Routing for Large ML Models
Ofir Cohen, Jose Yallouz Michael Schapira, Shahar Belkar, Tal Mizrahi
TL;DR
The paper tackles routing for very large ML model training by proposing a centralized controller plus host-enforced routing that optimizes a $2$-layered max-min fairness objective over a Clos network. It introduces a fast greedy route-optimization algorithm, augmented with forward-looking traffic predictions and parallelizable runtimes, and leverages RDMA-aware host behavior to distinguish elephant flows. The authors provide theoretical guarantees (a $2$-approximation) and comprehensive simulations showing near-optimal All-Reduce time and robust performance under failures, with favorable runtimes compared to ILP baselines and alternatives.
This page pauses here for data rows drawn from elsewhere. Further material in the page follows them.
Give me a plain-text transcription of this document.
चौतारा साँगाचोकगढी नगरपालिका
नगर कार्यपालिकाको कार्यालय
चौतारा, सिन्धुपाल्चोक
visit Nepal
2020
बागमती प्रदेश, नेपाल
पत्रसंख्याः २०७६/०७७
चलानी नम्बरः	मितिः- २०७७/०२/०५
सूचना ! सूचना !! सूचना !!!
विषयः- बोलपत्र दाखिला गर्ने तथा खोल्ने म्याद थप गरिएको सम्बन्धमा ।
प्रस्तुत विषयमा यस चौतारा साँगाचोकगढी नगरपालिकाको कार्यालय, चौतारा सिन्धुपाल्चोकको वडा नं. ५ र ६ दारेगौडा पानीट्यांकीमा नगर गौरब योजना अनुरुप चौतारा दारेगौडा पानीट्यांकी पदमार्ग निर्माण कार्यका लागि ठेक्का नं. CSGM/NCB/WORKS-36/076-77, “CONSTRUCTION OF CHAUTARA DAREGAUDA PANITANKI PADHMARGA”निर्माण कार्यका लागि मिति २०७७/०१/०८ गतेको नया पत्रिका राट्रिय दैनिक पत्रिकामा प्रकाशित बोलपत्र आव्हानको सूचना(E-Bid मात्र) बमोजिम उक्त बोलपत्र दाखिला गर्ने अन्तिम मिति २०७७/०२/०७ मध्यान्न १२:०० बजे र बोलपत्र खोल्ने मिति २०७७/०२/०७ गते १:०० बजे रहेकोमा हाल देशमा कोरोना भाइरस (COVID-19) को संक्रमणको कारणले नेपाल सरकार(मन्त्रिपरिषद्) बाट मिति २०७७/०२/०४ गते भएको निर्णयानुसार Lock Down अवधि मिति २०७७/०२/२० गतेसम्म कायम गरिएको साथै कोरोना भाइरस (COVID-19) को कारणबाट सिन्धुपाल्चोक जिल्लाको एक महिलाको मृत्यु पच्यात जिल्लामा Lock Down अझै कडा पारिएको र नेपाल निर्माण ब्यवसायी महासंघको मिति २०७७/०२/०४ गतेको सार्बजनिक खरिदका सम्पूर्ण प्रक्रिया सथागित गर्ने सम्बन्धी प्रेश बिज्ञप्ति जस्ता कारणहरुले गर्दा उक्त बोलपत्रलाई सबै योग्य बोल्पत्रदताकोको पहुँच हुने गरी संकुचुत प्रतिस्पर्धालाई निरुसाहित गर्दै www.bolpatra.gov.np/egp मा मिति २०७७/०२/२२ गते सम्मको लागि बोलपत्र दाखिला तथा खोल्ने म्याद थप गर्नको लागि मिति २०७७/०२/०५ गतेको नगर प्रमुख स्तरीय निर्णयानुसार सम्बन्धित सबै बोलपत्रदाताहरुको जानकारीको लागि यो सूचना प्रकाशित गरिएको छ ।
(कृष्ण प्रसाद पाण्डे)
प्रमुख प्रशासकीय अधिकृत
This approach offers practical, scalable improvements for training efficiency in data-center networks without requiring major topology changes, and it highlights the value of integrating control-plane routing with host-level enforcement in RDMA-rich ML workloads.
Abstract
Training large language models (LLMs), and other large machine learning models, involves repeated communication of large volumes of data across a data center network. The communication patterns induced by these training process exhibit high regularity and persistence, giving rise to significant opportunities for optimizing the manner in which flows are routed across the network. We present an algorithmic framework for \textit{quantifying} network-wide efficiency in the context of training LLMs (and other large-scale ML models), and for periodically \textit{optimizing} routing with respect to this global metric.